I took a cruise from Tampa/St Pete, Mexico, Gautamala, Belize, Key West, and back to Tampa at the end of 05 beginning of 06. I was able to keep my internet usage very low on the ship by tethering to my mobile phone for a huge chunk of the cruise. I had notebook connectivity for all of day 1, part of day 2, (I had roaming data access in Mexico which I essentially did not use), used some ship in Guatamala, Belize, and at sea using a download/sign off, compose responses and sign backon, and was back on internet and managed to get the back on the cellular net outside of Key West and backup to St Pete

Stu

PS: One gotcha that you should watch out for. Many cruise ships have different access plans using their computer or your notebook and they don't permit mixing and matching.

sadiqhassan
Feb 12, 07, 4:18 pm
Once I was just checking the deck plan on the computer at the RCCL website (which was free.) A technician came by and needed to fix something on the computer which reset the system. I got 2 hours of free internet. :cool:

tslalom
Feb 15, 07, 2:57 pm
The difference in speed that you experience it due to the satellite uplink for each cruise ship. This is the bottleneck, you may have a perfect wi-fi signal to the access point but if a lot of people are using it at the same time or if the satellite link is intermittently dropping then you'll experience delays.

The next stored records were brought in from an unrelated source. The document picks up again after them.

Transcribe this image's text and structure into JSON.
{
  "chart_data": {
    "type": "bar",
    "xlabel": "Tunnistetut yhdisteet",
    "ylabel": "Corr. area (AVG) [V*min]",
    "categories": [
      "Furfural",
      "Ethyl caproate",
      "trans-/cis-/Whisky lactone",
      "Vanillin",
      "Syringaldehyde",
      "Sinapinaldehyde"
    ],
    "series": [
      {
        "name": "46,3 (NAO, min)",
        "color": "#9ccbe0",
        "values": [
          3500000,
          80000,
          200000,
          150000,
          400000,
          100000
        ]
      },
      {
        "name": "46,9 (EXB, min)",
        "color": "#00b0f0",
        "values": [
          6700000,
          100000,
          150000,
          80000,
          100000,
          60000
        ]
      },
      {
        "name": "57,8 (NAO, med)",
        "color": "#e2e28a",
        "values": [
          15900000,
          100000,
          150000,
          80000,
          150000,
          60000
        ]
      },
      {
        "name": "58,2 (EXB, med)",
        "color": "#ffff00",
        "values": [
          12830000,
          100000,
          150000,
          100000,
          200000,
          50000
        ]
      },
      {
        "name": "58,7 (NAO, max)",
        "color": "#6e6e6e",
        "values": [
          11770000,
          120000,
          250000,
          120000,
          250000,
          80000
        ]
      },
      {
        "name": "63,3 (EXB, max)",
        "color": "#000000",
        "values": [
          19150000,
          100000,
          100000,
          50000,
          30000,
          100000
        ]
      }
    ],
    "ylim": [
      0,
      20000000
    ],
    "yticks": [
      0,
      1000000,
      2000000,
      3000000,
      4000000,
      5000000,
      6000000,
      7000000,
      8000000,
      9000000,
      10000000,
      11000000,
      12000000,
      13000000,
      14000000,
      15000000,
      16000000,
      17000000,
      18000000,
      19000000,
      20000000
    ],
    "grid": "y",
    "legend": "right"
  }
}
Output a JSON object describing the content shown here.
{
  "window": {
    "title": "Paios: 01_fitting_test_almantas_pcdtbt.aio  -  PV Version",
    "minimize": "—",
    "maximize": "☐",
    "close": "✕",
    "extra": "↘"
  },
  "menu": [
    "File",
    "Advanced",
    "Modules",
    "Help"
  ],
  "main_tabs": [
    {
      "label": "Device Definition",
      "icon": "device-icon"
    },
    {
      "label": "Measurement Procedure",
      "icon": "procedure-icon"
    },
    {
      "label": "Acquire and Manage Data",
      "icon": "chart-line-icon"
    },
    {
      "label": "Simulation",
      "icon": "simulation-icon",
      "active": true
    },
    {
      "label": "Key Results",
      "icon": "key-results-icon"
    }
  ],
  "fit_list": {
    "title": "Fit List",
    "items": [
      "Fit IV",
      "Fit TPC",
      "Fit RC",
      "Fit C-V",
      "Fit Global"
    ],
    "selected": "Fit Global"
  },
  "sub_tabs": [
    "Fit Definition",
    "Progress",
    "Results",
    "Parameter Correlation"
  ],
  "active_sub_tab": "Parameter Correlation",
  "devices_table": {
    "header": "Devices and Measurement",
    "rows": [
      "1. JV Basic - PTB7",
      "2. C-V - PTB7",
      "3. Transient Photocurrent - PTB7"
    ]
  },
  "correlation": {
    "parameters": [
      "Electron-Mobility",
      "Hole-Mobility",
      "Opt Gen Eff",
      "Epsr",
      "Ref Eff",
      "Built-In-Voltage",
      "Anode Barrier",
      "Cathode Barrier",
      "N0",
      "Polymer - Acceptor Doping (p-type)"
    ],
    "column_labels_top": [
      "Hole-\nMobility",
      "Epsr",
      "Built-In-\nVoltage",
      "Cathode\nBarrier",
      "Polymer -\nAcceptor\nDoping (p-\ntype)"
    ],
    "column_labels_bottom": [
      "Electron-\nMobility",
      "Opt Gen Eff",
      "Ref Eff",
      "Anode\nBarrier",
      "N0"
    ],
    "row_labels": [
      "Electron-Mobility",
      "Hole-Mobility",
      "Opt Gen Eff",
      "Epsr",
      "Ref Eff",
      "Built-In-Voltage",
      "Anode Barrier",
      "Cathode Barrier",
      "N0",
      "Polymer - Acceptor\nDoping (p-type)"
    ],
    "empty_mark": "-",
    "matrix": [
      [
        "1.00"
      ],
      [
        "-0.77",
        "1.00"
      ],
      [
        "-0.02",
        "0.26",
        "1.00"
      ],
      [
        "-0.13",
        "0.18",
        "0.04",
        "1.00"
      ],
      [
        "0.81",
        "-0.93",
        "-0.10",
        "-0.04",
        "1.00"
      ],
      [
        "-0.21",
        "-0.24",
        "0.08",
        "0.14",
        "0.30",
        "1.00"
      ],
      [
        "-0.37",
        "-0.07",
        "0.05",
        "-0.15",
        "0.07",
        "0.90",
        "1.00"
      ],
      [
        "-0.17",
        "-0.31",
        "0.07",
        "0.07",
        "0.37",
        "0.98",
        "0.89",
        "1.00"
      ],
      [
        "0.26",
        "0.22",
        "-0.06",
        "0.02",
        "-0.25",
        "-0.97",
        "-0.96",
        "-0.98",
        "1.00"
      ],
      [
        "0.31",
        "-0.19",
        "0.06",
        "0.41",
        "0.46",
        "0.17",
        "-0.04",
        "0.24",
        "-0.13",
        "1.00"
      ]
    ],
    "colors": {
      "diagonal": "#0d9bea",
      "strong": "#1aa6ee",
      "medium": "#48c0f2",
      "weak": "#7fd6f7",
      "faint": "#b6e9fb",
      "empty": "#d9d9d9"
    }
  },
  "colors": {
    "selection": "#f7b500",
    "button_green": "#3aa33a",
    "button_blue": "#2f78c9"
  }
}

Obviously they can get away with charging high rates because they are the only game in town (or ship as the case may be). On the other side, the satellite links are very expensive.

BoyAreMyArmsTired
Feb 18, 07, 10:28 pm
I was on Norweigan to Progresso, Cozumel and Belize a few weeks ago. The rates were so outrageous that I didn't even bother (and people were complaining that it took 10 minutes to get even a short email done because everything was running so slow). My blackberry didn't work either, so I just stayed unplugged for the week (which killed me, but it was probably good for me). :)

fishintheobx
Feb 26, 07, 2:05 pm
Times have changed I guess. I was on RCCL back in 2002, I remember I paid $100 for 7 days of wired access in my cabin. Speed was about 56-100k, nothing amazing, but it got the job done.